Solving a Homemade Functional Equation in Two Ways

At first, it seemed one of those complicated problems which you show, but after factoring the terms in the RHS and simplifying the ones in the LHS, the problem became quite easy and I was able to solve it.
Btw your uploads are much appreciated 🙂

aayanansari

Writing y for ( 2x^2 + x)/4 one gets
4y = x* (2x+1)
Hereby
4*x^4 + 4*x^3 + x^2 = x^2*(2x+1)^2
= (4y)^2
Therefore f(y).= 16*y^2
That is the answer

satrajitghosh

easy: just square (x**2/2 + x/4), you got: 1/16*(4x**4 + 4x**3 +x**2) which gives: 4x**4 + 4x**3 + x**2 = 16 (x**2/2 +x4)**2 which is egual to (4(x**2/2 + x/4))**2 and by identification: f(u) = (4u)**2. therefoe: f(x) = 16x**2

christianthomas

This is easier to understand when we substitute t for x, because that's how we are used to describing parametric functions.
f ((t ^ 2 + t) / 4) = 4t ^ 4 + 4t ^ 3 + t ^ 2
we usually write functions using the notations f (x) = y
with these markings we have
x = (t ^ 2 + t) / 4; y = 4t ^ 4 + 4t ^ 3 + t ^ 2
4 x = t (2 t + 1);
y = t ^ 2 (2 t + 1) ^ 2 = (t (2 t + 1)) ^ 2

after substituting t (2 t + 1) = 4 x we get
f (x) = y = (4x) ^ 2 = 16 x ^ 2

boguslawszostak

My method is similar to your second method :
Take out 1/4 : f(1/4(2x^2 + x)) = 4x^2 + 4x^3 + x^2.
Now, notice that the left side is (2x^2 + x)^2 so we can substitute 4y = 2x^2 + x (why 4y?

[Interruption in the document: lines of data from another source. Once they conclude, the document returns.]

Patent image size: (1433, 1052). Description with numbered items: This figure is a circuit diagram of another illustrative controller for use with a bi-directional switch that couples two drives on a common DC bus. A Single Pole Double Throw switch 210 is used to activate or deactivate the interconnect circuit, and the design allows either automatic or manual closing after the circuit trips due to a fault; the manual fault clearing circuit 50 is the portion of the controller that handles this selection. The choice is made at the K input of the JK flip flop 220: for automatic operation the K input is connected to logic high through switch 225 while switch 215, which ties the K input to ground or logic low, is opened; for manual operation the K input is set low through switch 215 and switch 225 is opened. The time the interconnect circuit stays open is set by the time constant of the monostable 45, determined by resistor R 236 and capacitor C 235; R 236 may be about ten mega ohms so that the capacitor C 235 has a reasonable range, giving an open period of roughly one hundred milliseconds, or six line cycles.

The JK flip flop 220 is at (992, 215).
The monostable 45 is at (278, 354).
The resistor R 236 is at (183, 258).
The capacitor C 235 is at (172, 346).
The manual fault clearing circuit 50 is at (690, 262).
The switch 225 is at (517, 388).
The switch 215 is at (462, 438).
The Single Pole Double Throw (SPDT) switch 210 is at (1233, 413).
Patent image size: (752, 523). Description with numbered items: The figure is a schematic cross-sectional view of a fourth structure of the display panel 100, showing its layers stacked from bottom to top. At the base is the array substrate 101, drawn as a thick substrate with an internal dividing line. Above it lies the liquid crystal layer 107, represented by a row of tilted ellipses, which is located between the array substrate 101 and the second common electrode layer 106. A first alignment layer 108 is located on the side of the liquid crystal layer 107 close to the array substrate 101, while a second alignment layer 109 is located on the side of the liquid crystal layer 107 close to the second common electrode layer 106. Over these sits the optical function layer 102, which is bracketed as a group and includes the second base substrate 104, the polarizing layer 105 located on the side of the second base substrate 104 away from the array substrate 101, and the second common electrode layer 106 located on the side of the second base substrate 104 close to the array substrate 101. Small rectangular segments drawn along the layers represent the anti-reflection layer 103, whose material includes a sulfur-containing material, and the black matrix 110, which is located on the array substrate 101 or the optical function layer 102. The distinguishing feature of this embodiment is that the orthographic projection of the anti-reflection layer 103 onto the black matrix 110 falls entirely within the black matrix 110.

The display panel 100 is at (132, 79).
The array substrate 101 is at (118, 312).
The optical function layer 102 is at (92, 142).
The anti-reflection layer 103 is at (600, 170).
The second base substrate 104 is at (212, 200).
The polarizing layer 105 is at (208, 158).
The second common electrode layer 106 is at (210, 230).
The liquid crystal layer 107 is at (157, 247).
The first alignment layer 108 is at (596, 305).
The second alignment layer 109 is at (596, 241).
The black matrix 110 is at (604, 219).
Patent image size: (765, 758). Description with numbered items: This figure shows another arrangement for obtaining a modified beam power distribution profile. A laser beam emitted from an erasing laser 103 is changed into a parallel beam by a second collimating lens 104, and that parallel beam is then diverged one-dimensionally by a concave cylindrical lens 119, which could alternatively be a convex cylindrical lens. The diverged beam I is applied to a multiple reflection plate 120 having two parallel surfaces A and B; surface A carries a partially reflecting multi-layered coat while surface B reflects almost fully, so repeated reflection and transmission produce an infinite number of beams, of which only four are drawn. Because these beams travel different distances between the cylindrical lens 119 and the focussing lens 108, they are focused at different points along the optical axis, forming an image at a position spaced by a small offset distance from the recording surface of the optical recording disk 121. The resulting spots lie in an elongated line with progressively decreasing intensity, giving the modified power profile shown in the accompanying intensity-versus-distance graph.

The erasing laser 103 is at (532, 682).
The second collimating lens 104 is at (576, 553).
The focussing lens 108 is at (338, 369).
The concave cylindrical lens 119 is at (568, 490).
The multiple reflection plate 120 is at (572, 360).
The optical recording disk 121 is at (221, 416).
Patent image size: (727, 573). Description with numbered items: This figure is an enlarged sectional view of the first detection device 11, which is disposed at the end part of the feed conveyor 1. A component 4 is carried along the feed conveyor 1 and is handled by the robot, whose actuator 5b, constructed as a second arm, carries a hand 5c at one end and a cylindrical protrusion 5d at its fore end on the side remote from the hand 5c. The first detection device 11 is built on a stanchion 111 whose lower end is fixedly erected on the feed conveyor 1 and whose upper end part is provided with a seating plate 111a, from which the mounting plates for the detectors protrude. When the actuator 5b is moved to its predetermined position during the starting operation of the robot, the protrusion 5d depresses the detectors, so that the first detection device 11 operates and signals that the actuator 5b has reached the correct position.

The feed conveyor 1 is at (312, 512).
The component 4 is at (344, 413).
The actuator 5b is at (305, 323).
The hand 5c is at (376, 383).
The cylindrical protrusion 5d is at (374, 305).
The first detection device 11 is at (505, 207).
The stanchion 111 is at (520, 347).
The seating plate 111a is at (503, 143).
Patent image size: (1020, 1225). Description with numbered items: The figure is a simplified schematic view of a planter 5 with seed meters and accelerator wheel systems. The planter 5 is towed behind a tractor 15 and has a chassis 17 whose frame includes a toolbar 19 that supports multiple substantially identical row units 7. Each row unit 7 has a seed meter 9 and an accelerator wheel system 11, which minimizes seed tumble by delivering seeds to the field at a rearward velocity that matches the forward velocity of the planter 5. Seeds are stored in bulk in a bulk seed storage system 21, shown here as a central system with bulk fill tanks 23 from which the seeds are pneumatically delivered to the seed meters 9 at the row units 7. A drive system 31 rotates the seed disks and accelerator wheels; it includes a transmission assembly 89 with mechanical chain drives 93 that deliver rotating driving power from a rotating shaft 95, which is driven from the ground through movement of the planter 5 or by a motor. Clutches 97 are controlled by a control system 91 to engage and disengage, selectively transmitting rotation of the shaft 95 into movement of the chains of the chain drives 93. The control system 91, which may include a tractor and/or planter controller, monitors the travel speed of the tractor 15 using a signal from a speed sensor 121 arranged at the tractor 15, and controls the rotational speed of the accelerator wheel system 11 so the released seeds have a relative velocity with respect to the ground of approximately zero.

Because of the 1/4...)
F(y) = (4y)^2 = 16y^2

damiennortier

Quite nice.
But I found the 1st method resolution too much convoluted. There's no need to calculate X^3 and X^4, because you can take out X^2 in the RHS so you just need X and X^2. Less steps means less possibilities of a mistake.

Polpaccio

Love how you say that is homemade equation.

vitowidjojo

Solved in one line. y = x ^2/3 + x/4.
Multiply by 4 and square it to get RHS. (4y)^2 = 16y^2.

mcwulf

2nd method is way faster but I appreciate the Brute Force Method too.

moeberry

The first method is painful, but the second one is pure genius!

scottleung

Gee It is awesome!!! Thanks!!! This is the best birthday ever(except the rain)

SuperYoonHo

You need to specify the domain of your function in these types of problems. By giving only the problem as described, assuming a real x, the function is not defined for most of the negative real line.

zunaidparker

Everything is fine with this problem, but you could define the statement of the problem more precisely, I refer to the domain of f. If f:R->R, then the equation may have solutions only for x values which are in the image of x->x^2/2+x/4, the argument of f in the initial equation. For the any other value of x, f(x) is an arbitrary function, because there aren't any constraints.
It might seem trivial, but you should mention this case.

hosugabi

I kinda did what you did in the first method.
Calling (xx/2)+ (x/4)=p
I divided f(p) by p and got the 2 deg quotient and 0 remainder.
Then i divided the quotient by p and got a constant quotient.
So, f(p) became 16pp.
Ig i kinda wrote f(p) in base p

krishangkrishna

Amazing, you are making me back to high school, what a nice really !!!

ckdlinked

3rd method is long division x^2/2 + x/4 with 4x^4+4x^3+x^2 . will get 8x^2+4x . repeat the process and get 16 .

bosorot

I did it something like the 2nd method here, except I simplified the equation immediately with substitution. From the left side, I guessed that 2*x^2 + x would turn out to be a factor of the right side. So I immediately let u = 2*x^2 + x, so the whole thing becomes f(u/4) = u^2

stevenlitvintchouk

All in favour of the second method, since it involved some mathematical thinking instead of hacking it out. All one needed was to factorise the expression and get (2x^2+x)^2.

RAG

The right side of the equation was shouting very load from the beginning “FACTORISE ME”!

antonyqueen

I put f(x) = ax² + bx + c
And using given condition, I got
f(x) = 16x²

professorpoke